While at Antique Salvage, I also found the long-standing Holy Grail of a fold-down, jack stand luggage rack. Perfect to support a bus tub when I host large dinner gatherings. And then there was a gorgeous, although highly tarnished grape-patterned, silver-mirrored cake platter that experience said I could re-polish to perfection using a dab of Colgate and an excessive amount of elbow grease. They wanted less than half of what a new, plastic version would sell for today, and it matched my huge, grape-patterned silver serving bowl. What a deal!

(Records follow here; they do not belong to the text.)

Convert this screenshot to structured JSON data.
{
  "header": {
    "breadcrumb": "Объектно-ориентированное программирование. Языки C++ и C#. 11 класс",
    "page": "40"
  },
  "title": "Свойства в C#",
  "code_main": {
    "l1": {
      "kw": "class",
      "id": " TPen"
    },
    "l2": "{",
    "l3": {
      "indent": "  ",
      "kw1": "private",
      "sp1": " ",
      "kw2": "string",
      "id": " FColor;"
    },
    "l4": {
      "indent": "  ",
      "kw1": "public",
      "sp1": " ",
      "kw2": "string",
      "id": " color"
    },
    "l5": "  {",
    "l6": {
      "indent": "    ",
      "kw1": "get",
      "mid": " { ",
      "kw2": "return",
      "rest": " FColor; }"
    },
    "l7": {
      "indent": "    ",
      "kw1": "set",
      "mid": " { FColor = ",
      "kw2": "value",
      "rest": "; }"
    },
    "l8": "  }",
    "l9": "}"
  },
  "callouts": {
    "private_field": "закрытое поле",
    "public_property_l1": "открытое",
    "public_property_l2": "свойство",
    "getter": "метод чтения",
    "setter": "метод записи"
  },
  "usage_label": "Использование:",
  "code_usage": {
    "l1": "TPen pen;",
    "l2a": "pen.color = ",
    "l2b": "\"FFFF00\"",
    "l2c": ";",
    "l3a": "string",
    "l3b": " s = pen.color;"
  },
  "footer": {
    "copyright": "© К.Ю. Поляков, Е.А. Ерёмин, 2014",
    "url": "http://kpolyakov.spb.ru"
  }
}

But the real find of the day came as I excavated my way through the dollar bin of questionable treasures. Fifteen inches in diameter and about three-inches deep, in swirling dark brown intrigue, I immediately recognized this shellacked specimen for what it was: a perfect-looking plastic cow pie.

My pulse quickened as I approached it. Wow, I thought, those plastics manufacturers can really make some authentic-looking items! It looked genuine right down to the flecks of silage and other un-fully digested materials contained in its grooves. If I didn’t know better, I would swear it was the real thing. I carefully picked it up, looked around to make sure no one else was looking, then took a whiff of its partially felt-covered, unvarnished bottom.

Holy Crap! Based on my own extensive experience as a professional manure handler, I realized immediately, it didn’t just look like the real thing, it WAS the real thing! That immensely increased its value to me. Exhaling lung-clearingly, I quickly shoveled it up with the rest of my purchases, lest someone else claim this all natural trophy for their own malicious purposes.

As for me, from that first non-fragrant whiff, I already had my money’s worth. I was filled with the heady excitement I experience when I come up with a ridiculous practical joke I can hardly wait to play. Like during the winter when our front office assistant at work grabs her coat from the closet beside her desk and goes outside to get the mail. I occasionally run and hide in the closet to scare her when she comes back to re-hang her coat.

Visions of the mileage I will run up before I am done with that pie already has me laughing at future pranks. I’m going to take it to a Grange potluck and put it inside of a cake carrier and leave it on the dessert table. It will also get left on someone’s chair at the local library while they are up, looking for a book. And with my blessing, when it’s my kids’ turn to supply the object our pastor spontaneously preaches about during Children’s Time at church, my kids will snickeringly smuggle it up to the altar, into the big Children’s Time mystery box. It’ll be even funnier than the time they hid a roll of toilet paper inside!

Some people get excited over little things like finding a $5 bill in the washing machine or a $10 winning lottery ticket. But I am unabashedly, over-the-top delighted at possessing my very own portable cow pie!

My therapist will surely have something Freudian to say about my sophomoric humor and poop fetish. Well, after she gets over the heart attack of finding a cow-less cow pie plopped in the hallway outside of her office. I’ll cop to crazy, cuz my cow pie is plumb crazy fun!